If Russian talk of a mounting NATO threat is insincere, why
has Putin invented the current crisis? As we know, he is personally obsessed
with the idea that the USSR, not just Ukraine, was “historical
Russia,” and believes the Soviet collapse unjustly cut millions of
Russians off from their homeland. Since he is an autocrat, his view prevails.
This sense of imperial decline drives Putin’s policies
towards Ukraine. His current actions reflect a growing awareness that Ukraine
is irretrievably slipping away from Russia.
The increasing distance between the two countries can be
seen in the recent purges of Ukraine’s pro-Russian elites. It is also evident
in Ukraine’s growing military strength and the country’s refusal to commit
suicide by observing Russia’s interpretation of the Minsk Accords.

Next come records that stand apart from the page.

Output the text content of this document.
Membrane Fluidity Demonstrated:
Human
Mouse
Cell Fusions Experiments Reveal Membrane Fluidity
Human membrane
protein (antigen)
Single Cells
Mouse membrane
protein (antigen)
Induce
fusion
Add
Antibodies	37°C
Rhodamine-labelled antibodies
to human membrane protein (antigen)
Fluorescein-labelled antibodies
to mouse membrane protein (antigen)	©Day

Beyond Putin’s personal obsessions, his security
system, in particular the intelligence services and Russian military,
are systematically incentivized to promote the worst possible threat scenarios
and assessments of the West’s inborn hostility yet simultaneous debility. This
serves to inflame the situation to the greatest possible degree.
Finally, the logic of Putin’s overall political system clearly
drives his decision-making. Putin as autocrat long ago renounced any effort to
reform Russia’s economic or political system and is focused instead on
retaining power. Facing serious long-term economic stagnation, falling
popularity, and a raging pandemic, he and his entourage have fallen back on the
tried and true message of Russia as a besieged fortress.
Since empire and autocracy are inextricably joined together
in Russian history, failure to assure the continuity of empire imperils the
perpetuation of autocracy. For Putin’s system to survive, Russia must
constantly be in a state of conflict with the West.
Inasmuch as Ukraine is the keystone in the arch of European
security and the key to Putin’s dreams of renewed empire, it remains at the
epicenter of Russia’s war on the West. This is the basic reality at the core of
today’s crisis.
Selling out Ukraine and forcing neutrality on the country
would merely lead to new crises and further wars. Those who seek a genuine
peace in Europe that includes Russia must not only grasp these facts but also
thwart Moscow today in order to build peace tomorrow.